C. We examine whether the following facts are true or not.
(1) According to the evidence adopted by the first instance judgment maintained by the court below, the judgment of the court below affirmed the first instance court's judgment that held that the victim 3's certificate of qualification as assistant principal was not granted and educational experience was not appointed as principal for a given period of more than a certain period, and that the principal was appointed as principal after obtaining the principal's qualification according to the method of recommendation (the expression "the appointment of letter delivery minister by the recommendation of the Teachers Qualification Examination Committee). Thus, the defendants' statement of the facts alleged by the defendant cannot be deemed as a statement of true facts (the expression "defluenceion" cannot be deemed as a statement of specific facts that undermine the people's social value or evaluation). It cannot be deemed that there was an error of
(2) However, it is difficult to accept the judgment of the court of first instance that held that the part concerning the victim 1 and 2 among the facts alleged by the Defendants is true.

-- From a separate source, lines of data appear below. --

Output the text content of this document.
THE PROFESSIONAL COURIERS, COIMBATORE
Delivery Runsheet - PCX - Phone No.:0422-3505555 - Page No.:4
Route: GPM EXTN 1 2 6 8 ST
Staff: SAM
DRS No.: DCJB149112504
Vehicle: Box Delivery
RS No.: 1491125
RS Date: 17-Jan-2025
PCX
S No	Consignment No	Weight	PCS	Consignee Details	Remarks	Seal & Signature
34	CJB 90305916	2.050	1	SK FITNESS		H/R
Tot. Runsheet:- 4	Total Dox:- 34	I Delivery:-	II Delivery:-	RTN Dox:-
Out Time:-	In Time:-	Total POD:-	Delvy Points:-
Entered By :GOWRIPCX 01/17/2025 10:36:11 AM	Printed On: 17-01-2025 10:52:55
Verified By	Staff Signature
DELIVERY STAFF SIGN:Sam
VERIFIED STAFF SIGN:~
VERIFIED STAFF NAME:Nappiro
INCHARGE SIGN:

First of all, considering the part concerning victim 1, the statement of fact that the victim 1 was issued as the principal of the fourth class school even though the victim 1 was disqualified is the victim 3, and considering the fact that the victim 1 was required to be appointed as the principal of the school under the context before and after the expression, such as the expression of "unqualified person" with respect to the victim 1, it is understood to the purport that the fact that the victim 1 was appointed as the principal of the school although the victim 1 had no legal qualification to be appointed as the principal of the school under the Education Act. According to the relevant evidence and records, it is difficult to view that the defendants did not prove that the defendants were subject to disciplinary action for the victim 21 months only based on the evidence that the victim 1 was recognized as the principal of the school by the method of the so-called recommendation examination on December 29, 1976 (the investigation record, 6 pages, 82 pages). Thus, it is difficult to view that the defendants were subject to disciplinary action for the victim 1 to the extent that it was true.

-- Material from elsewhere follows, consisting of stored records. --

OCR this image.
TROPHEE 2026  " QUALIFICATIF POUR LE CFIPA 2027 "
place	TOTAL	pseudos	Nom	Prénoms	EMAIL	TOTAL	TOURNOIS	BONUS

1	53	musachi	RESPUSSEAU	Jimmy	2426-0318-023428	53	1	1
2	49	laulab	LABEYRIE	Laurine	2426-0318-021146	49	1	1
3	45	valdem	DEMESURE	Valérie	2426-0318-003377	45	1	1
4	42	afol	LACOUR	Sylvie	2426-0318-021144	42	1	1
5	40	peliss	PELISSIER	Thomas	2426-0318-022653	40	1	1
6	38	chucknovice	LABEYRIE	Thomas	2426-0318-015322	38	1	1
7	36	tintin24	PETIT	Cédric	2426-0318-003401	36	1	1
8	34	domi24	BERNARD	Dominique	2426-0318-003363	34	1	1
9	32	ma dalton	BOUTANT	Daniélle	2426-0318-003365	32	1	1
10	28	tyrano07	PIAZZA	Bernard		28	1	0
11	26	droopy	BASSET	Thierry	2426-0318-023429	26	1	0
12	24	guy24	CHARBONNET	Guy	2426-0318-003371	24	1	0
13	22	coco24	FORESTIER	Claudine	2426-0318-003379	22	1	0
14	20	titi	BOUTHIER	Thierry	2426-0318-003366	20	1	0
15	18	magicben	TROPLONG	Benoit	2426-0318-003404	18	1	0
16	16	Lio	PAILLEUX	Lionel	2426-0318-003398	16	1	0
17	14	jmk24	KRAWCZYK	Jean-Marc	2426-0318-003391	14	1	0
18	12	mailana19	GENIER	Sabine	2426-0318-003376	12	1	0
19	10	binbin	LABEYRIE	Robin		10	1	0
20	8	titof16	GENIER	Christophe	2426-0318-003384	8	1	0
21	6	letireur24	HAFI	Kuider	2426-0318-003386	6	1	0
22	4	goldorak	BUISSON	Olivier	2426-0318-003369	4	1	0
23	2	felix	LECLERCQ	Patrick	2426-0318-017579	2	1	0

D. Nevertheless, the court below affirmed the judgment of the court of first instance which acquitted the Defendants of the facts charged on the ground that the part concerning the victim 1 and 2 among the facts alleged by the Defendants was true and is related to the public interest. Thus, the court below did not err by misapprehending the legal principles as to the grounds for excluding the illegality of defamation, or by misapprehending the rules of evidence, or by erroneously recognizing facts contrary to the rules of evidence, and it is evident that such illegality affected the conclusion of the judgment. Thus, the grounds for appeal are within the scope of pointing this out.
4. Therefore, the part of the judgment of the court below regarding defamation against the victim 1 and 2 is reversed, and the case is remanded to the court below for further proceedings consistent with this Opinion. The prosecutor's remaining appeal (as to defamation against the victim 3) is dismissed. It is so decided as per Disposition with the assent of all participating Justices.